To achieve an end vision utilizing data, big, small or otherwise, organizations must agree on its meaning and purpose. And that requires two additional elements—metadata and EQ (emotional intelligence quotient). While the first is a logical yet often neglected topic in big data conversations, the latter is hardly ever considered.
Why metadata and EQ? Because with any important data project, different people and functions across the organization have to first agree on definitions and semantics. And in the big data world, that requires a new, dynamic approach to metadata, as well as a highly refined communication, negotiation and even conflict resolution skills.
Metadata of course encapsulates the structure and meaning of data. But given the level of complexity and variety now tackled by big data, the old approaches to metadata (remember the old enterprise metadata repository?) break down. If humans have to sit down and manually figure out and define all the metadata, it’s a losing proposition. Metadata has to be managed in a highly dynamic manner, where the data platform is constantly sensing the changes in data structures and relationships, and leveraging machine learning to help infer patterns and semantics. And while this is an area where many teams can mature their practices significantly, metadata is always near and dear to the hearts of data geeks.

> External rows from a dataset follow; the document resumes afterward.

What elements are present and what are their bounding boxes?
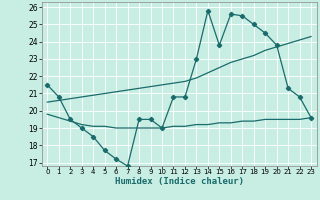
X-axis label: Humidex (Indice chaleur): Humidex (Indice chaleur)	[115, 177, 244, 186]
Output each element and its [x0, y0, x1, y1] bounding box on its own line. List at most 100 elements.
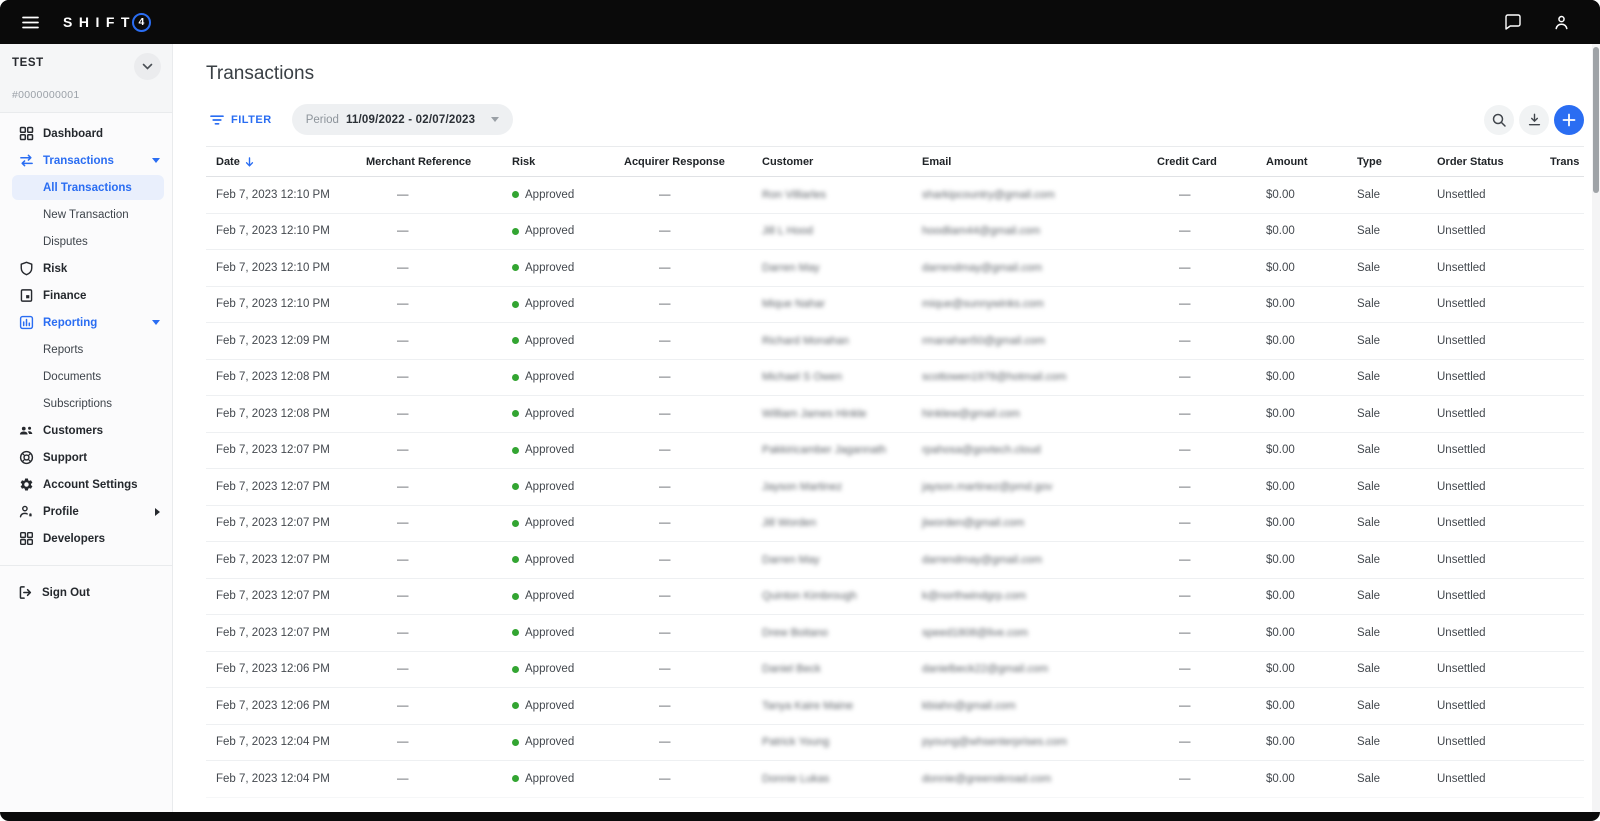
sign-out-button[interactable]: Sign Out: [0, 579, 172, 606]
sidebar-item-developers[interactable]: Developers: [0, 525, 172, 552]
cell-merchant-reference: —: [397, 261, 409, 274]
cell-type: Sale: [1357, 590, 1381, 603]
sidebar-item-disputes[interactable]: Disputes: [0, 228, 172, 255]
sidebar-item-reports[interactable]: Reports: [0, 336, 172, 363]
sidebar-item-finance[interactable]: Finance: [0, 282, 172, 309]
sidebar: TEST #0000000001 Dashboard Transactions Al…: [0, 44, 173, 812]
table-row[interactable]: Feb 7, 2023 12:07 PM — Approved — Drew Boita…: [206, 615, 1584, 652]
sidebar-item-customers[interactable]: Customers: [0, 417, 172, 444]
column-header-risk[interactable]: Risk: [502, 156, 614, 168]
sidebar-item-account-settings[interactable]: Account Settings: [0, 471, 172, 498]
sidebar-item-new-transaction[interactable]: New Transaction: [0, 201, 172, 228]
cell-type: Sale: [1357, 261, 1381, 274]
filter-icon: [210, 114, 224, 125]
download-button[interactable]: [1519, 104, 1549, 135]
cell-amount: $0.00: [1266, 298, 1295, 311]
column-header-merchant-reference[interactable]: Merchant Reference: [356, 156, 502, 168]
table-row[interactable]: Feb 7, 2023 12:04 PM — Approved — Donnie Luk…: [206, 761, 1584, 798]
column-label: Credit Card: [1157, 155, 1217, 168]
sidebar-item-reporting[interactable]: Reporting: [0, 309, 172, 336]
table-row[interactable]: Feb 7, 2023 12:06 PM — Approved — Daniel Bec…: [206, 652, 1584, 688]
cell-order-status: Unsettled: [1437, 626, 1486, 639]
table-row[interactable]: Feb 7, 2023 12:08 PM — Approved — William Ja…: [206, 396, 1584, 433]
column-header-order-status[interactable]: Order Status: [1427, 156, 1540, 168]
chat-icon[interactable]: [1502, 12, 1524, 32]
cell-risk: Approved: [502, 517, 614, 529]
cell-acquirer-response: —: [659, 590, 671, 603]
filter-button[interactable]: FILTER: [206, 114, 276, 126]
approved-status-dot-icon: [512, 227, 519, 235]
shield-icon: [18, 261, 34, 276]
cell-date: Feb 7, 2023 12:06 PM: [216, 663, 330, 676]
period-filter-chip[interactable]: Period 11/09/2022 - 02/07/2023: [291, 104, 514, 135]
cell-date: Feb 7, 2023 12:07 PM: [216, 590, 330, 603]
table-row[interactable]: Feb 7, 2023 12:10 PM — Approved — Jill L Hoo…: [206, 214, 1584, 250]
cell-type: Sale: [1357, 736, 1381, 749]
cell-acquirer-response: —: [659, 298, 671, 311]
sidebar-item-risk[interactable]: Risk: [0, 255, 172, 282]
cell-type: Sale: [1357, 225, 1381, 238]
cell-acquirer-response: —: [659, 334, 671, 347]
account-switcher: TEST #0000000001: [0, 44, 172, 113]
vertical-scrollbar[interactable]: [1592, 44, 1600, 812]
table-row[interactable]: Feb 7, 2023 12:10 PM — Approved — Ron Villia…: [206, 177, 1584, 214]
column-header-trans[interactable]: Trans: [1540, 156, 1584, 168]
cell-credit-card: —: [1179, 699, 1191, 712]
cell-risk: Approved: [502, 189, 614, 201]
cell-order-status: Unsettled: [1437, 772, 1486, 785]
sidebar-item-all-transactions[interactable]: All Transactions: [12, 175, 164, 200]
cell-type: Sale: [1357, 334, 1381, 347]
account-icon[interactable]: [1551, 12, 1572, 33]
scrollbar-thumb[interactable]: [1593, 47, 1599, 193]
account-toggle-button[interactable]: [134, 53, 161, 80]
column-header-email[interactable]: Email: [912, 156, 1147, 168]
cell-risk: Approved: [502, 262, 614, 274]
sidebar-item-profile[interactable]: Profile: [0, 498, 172, 525]
table-row[interactable]: Feb 7, 2023 12:10 PM — Approved — Mique Naha…: [206, 287, 1584, 323]
table-row[interactable]: Feb 7, 2023 12:07 PM — Approved — Darren May…: [206, 542, 1584, 579]
table-row[interactable]: Feb 7, 2023 12:08 PM — Approved — Michael S …: [206, 360, 1584, 396]
add-transaction-button[interactable]: [1554, 104, 1584, 135]
cell-merchant-reference: —: [397, 553, 409, 566]
table-row[interactable]: Feb 7, 2023 12:06 PM — Approved — Tanya Kair…: [206, 688, 1584, 725]
cell-amount: $0.00: [1266, 188, 1295, 201]
table-row[interactable]: Feb 7, 2023 12:07 PM — Approved — Quinton Ki…: [206, 579, 1584, 615]
column-header-type[interactable]: Type: [1347, 156, 1427, 168]
sidebar-item-dashboard[interactable]: Dashboard: [0, 120, 172, 147]
cell-order-status: Unsettled: [1437, 480, 1486, 493]
column-header-amount[interactable]: Amount: [1256, 156, 1347, 168]
risk-label: Approved: [525, 334, 575, 347]
risk-label: Approved: [525, 407, 575, 420]
cell-amount: $0.00: [1266, 444, 1295, 457]
cell-merchant-reference: —: [397, 626, 409, 639]
table-row[interactable]: Feb 7, 2023 12:04 PM — Approved — Patrick Yo…: [206, 725, 1584, 761]
column-header-credit-card[interactable]: Credit Card: [1147, 156, 1256, 168]
cell-date: Feb 7, 2023 12:07 PM: [216, 553, 330, 566]
sidebar-item-label: New Transaction: [43, 208, 129, 221]
sidebar-item-subscriptions[interactable]: Subscriptions: [0, 390, 172, 417]
cell-merchant-reference: —: [397, 298, 409, 311]
search-button[interactable]: [1484, 104, 1514, 135]
column-header-acquirer-response[interactable]: Acquirer Response: [614, 156, 752, 168]
cell-customer: Donnie Lukas: [762, 772, 830, 785]
sidebar-item-documents[interactable]: Documents: [0, 363, 172, 390]
approved-status-dot-icon: [512, 373, 519, 381]
column-header-customer[interactable]: Customer: [752, 156, 912, 168]
sidebar-item-transactions[interactable]: Transactions: [0, 147, 172, 174]
cell-email: pyoung@whsenterprises.com: [922, 736, 1068, 749]
column-header-date[interactable]: Date: [206, 156, 356, 168]
cell-email: mique@sunnywinks.com: [922, 298, 1044, 311]
column-label: Trans: [1550, 155, 1580, 168]
sidebar-item-support[interactable]: Support: [0, 444, 172, 471]
download-icon: [1527, 112, 1542, 127]
cell-credit-card: —: [1179, 480, 1191, 493]
table-row[interactable]: Feb 7, 2023 12:07 PM — Approved — Jill Worde…: [206, 506, 1584, 542]
cell-email: hoodliam44@gmail.com: [922, 225, 1041, 238]
table-row[interactable]: Feb 7, 2023 12:09 PM — Approved — Richard Mo…: [206, 323, 1584, 360]
hamburger-menu-icon[interactable]: [18, 12, 43, 33]
table-row[interactable]: Feb 7, 2023 12:07 PM — Approved — Jayson Mar…: [206, 469, 1584, 506]
cell-acquirer-response: —: [659, 699, 671, 712]
table-row[interactable]: Feb 7, 2023 12:10 PM — Approved — Darren May…: [206, 250, 1584, 287]
cell-date: Feb 7, 2023 12:10 PM: [216, 261, 330, 274]
table-row[interactable]: Feb 7, 2023 12:07 PM — Approved — Pakkiricam…: [206, 433, 1584, 469]
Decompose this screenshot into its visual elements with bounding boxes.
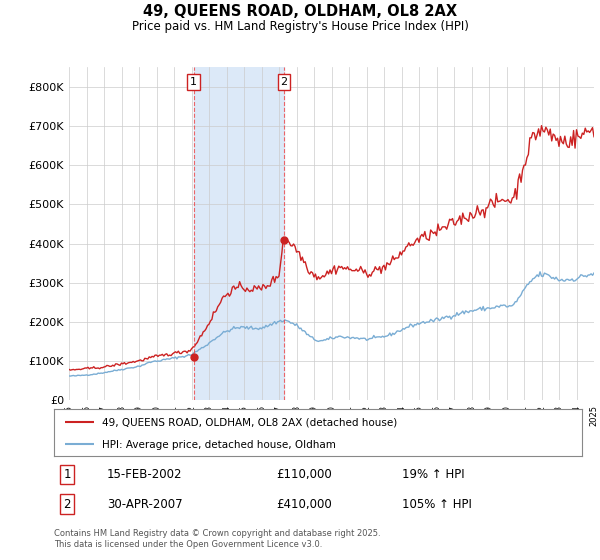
- Text: 1: 1: [64, 468, 71, 481]
- Text: Contains HM Land Registry data © Crown copyright and database right 2025.
This d: Contains HM Land Registry data © Crown c…: [54, 529, 380, 549]
- Text: HPI: Average price, detached house, Oldham: HPI: Average price, detached house, Oldh…: [101, 440, 335, 450]
- Text: 1: 1: [190, 77, 197, 87]
- Text: 49, QUEENS ROAD, OLDHAM, OL8 2AX: 49, QUEENS ROAD, OLDHAM, OL8 2AX: [143, 4, 457, 20]
- Text: £110,000: £110,000: [276, 468, 332, 481]
- Text: 105% ↑ HPI: 105% ↑ HPI: [403, 498, 472, 511]
- Text: 30-APR-2007: 30-APR-2007: [107, 498, 182, 511]
- Text: Price paid vs. HM Land Registry's House Price Index (HPI): Price paid vs. HM Land Registry's House …: [131, 20, 469, 32]
- Text: 2: 2: [64, 498, 71, 511]
- Text: 2: 2: [281, 77, 287, 87]
- Text: 15-FEB-2002: 15-FEB-2002: [107, 468, 182, 481]
- Text: £410,000: £410,000: [276, 498, 332, 511]
- Text: 49, QUEENS ROAD, OLDHAM, OL8 2AX (detached house): 49, QUEENS ROAD, OLDHAM, OL8 2AX (detach…: [101, 418, 397, 428]
- Text: 19% ↑ HPI: 19% ↑ HPI: [403, 468, 465, 481]
- Bar: [194, 67, 284, 400]
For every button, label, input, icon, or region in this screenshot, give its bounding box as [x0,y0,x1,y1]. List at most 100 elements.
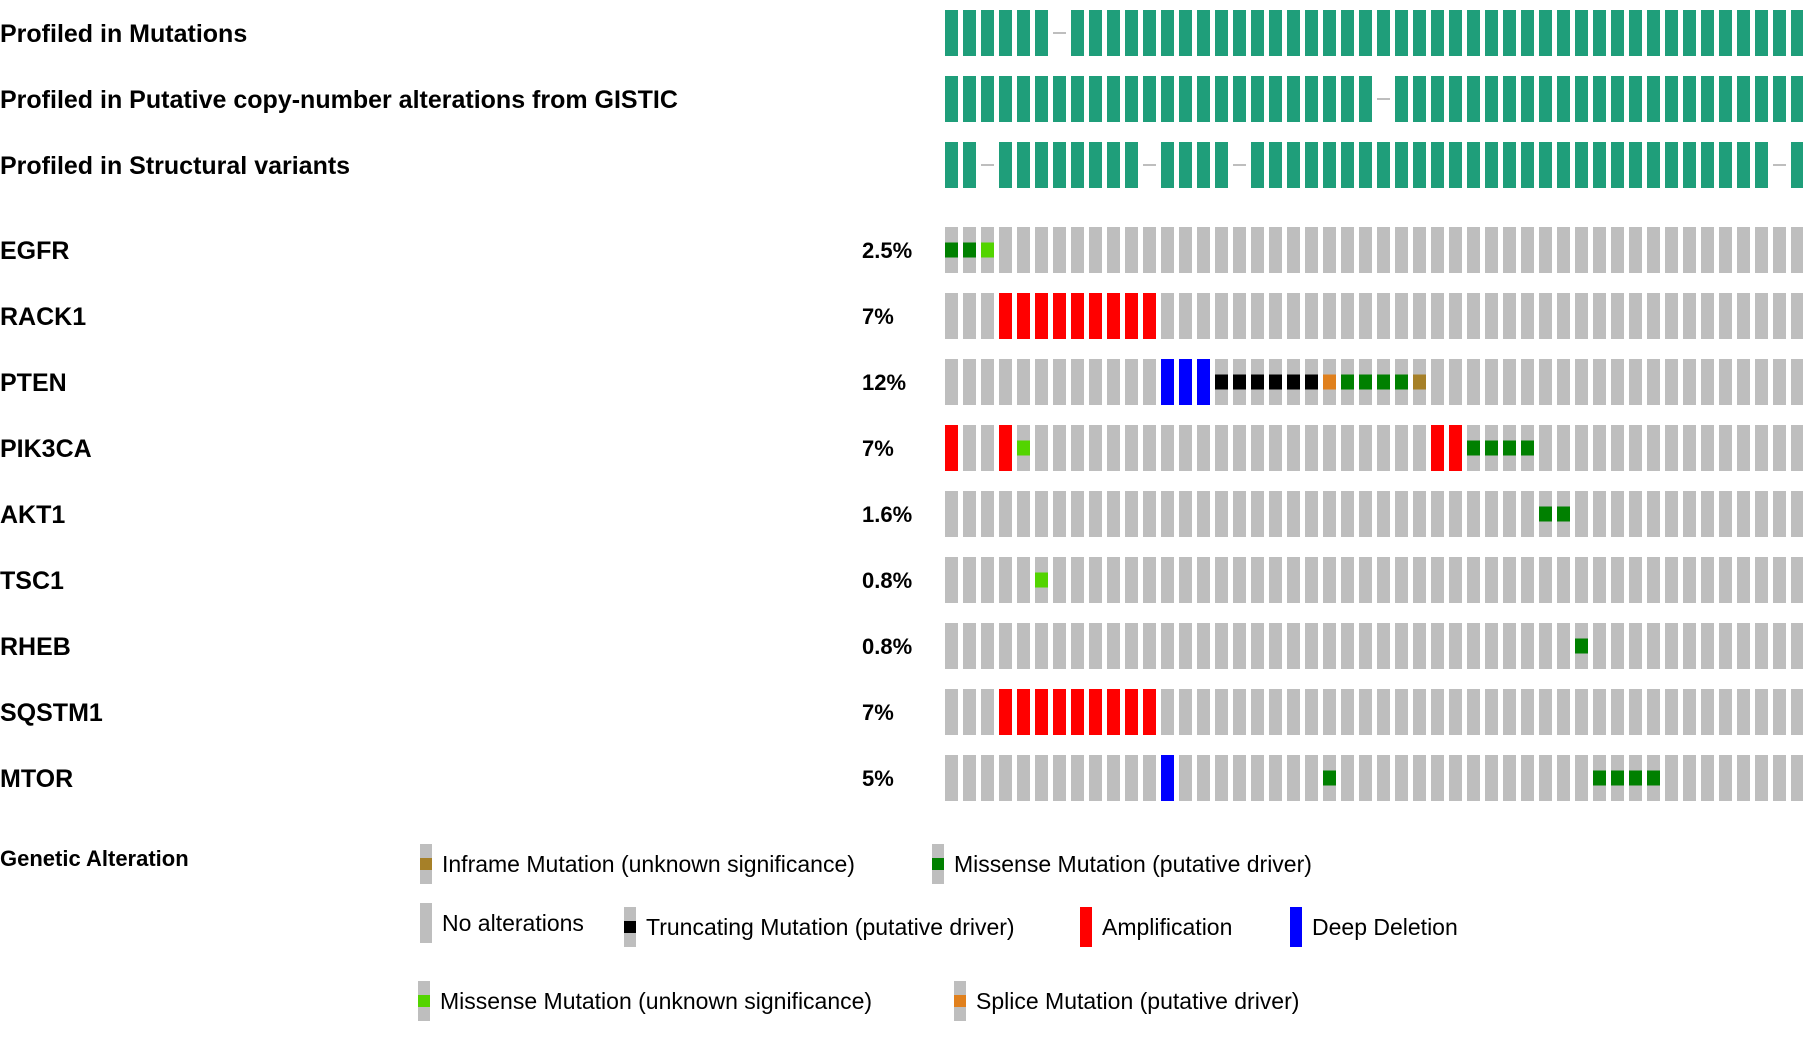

But no matter how advanced the metadata technologies are, they alone cannot define the meaning of the data. At the outset of a data project, people will inevitably disagree on how to define the data—not due to politics, per se, but based on legitimate business reasons. Should the order value be based on a fixed or floating currency exchange rate? Is a customer still a customer if they’ve been inactive for 17 months? Is an “account” a ship-to site, a logo or a corporate DUNS number? And if the basic definition and meaning of the data cannot be agreed upon, it’s nearly impossible then to achieve alignment on the more important question, namely what is the purpose of the data?
It takes a lot of EQ to navigate these differences and create a common framework that binds rather than divides. Yet how many interview guides for data scientists probe their emotional and social savvy? To have big data projects with big impact, yes, teams should make sure they have advanced data platform, but more importantly, they should ensure they have the people skills necessary to motivate the common purpose.